By John Byrne & Leonard O’Grady
Even though the cover says Triple Helix #1 and is the first issue about this particular super-group, this issue picks up right where Trio #4 left off in the ruin of the city after Trio had defeated Nautilus and is hulking monster. This may seem like a new series but it also seems to be John Byrne doing a bit of his own world building.
Both Triple Helix and Trio take place in the same universe of Byrne’s making so this issue serves mostly as a transition from one series to another. It may sound confusing but it really isn’t, Byrne has a lot of experience in making comics that are easily accessible to most new readers. One thing you can always expect from a Byrne books is fleshed out characters. Almost all of Byrne’s recent mini-series for IDW set up the story do some world building and introduce characters incredibly well with the first issue which is imperative when you only have four issues to tell a story. The one thing that makes Triple Helix unique compared to his previous IDW work is not only does he introduce a new super group but continue a story he left over a year ago. This is no easy feat but Byrne’s pulls it off well without bogging the story down with a bunch of exposition.
When people hear or see the name John Byrne they immediately think of his distinctive art style and this continues in Triple Helix with Byrne drawing the kind of art that got him his large fan following, simple superheroes. Triple Helix is a 5 person team and each character has their own style and personality even if their uniforms might be sort of similar. Aside from the clear team leader, Cataclysm, there is Javelin the quick thinking female, Pylon the armored-skin strong guy, Apex the agile crime fighting ape and new member and speedster young girl, Dart.
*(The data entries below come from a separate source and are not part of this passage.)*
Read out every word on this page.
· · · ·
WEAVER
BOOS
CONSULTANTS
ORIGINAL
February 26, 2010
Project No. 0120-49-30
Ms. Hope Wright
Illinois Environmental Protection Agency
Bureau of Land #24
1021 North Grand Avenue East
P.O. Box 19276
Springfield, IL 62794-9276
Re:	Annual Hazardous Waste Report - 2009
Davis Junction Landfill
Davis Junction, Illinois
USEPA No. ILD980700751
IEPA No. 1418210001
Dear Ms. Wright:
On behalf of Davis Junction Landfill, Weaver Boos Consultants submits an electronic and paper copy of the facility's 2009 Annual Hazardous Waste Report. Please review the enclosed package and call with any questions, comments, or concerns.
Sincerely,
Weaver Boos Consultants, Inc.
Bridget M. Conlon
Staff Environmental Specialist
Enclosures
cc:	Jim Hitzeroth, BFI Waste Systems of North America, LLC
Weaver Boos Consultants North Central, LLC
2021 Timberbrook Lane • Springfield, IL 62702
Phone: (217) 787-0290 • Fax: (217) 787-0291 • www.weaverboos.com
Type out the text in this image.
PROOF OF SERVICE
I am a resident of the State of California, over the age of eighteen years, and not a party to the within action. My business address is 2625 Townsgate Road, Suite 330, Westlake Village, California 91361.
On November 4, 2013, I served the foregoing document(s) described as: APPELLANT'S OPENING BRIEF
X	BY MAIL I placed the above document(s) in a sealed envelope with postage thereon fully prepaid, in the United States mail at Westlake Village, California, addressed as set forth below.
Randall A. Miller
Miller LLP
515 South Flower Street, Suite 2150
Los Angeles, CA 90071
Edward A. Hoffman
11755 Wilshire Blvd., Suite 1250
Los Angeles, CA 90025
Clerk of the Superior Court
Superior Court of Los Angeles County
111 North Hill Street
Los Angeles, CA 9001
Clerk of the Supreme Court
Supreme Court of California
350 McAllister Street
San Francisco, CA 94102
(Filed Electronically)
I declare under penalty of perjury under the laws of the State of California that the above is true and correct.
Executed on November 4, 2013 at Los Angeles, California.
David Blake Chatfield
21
Each character is designed to have their own identity but they also have some mild stereotypical traits that borrow from characters you may have read before but not similar enough to call them analogs of anyone except Pylon does seem to draw heavily from X-Man Colossus. In fact, if you consider Trio Byrne’ version of a Fantastic Four then Triple Helix would be his version of the X-Men.
Triple Helix but like it’s sibling series Trio are a kind of throwback style reminiscent of Byrne’s older works from the 80’s. For fans of Byrne’s work or just that period of comics, this can really satisfy that hunger but many new readers might not “get it” or find some of the themes to fell simple or dated. It’s not really a bad thing, there are plenty of younger kids that could read this and get enjoyment out of it. Characters might seem somewhat stereotypical but there are also some adult themes and small twists to still keep the reader interested. I would urge people who are either fans of comic nostalgia or if you are new to comics and find the mess of continuity at the Big 2 to be overwhelming then give this a try and if you like it then go find the Trio trade because Byrne really is one of the creators you should know.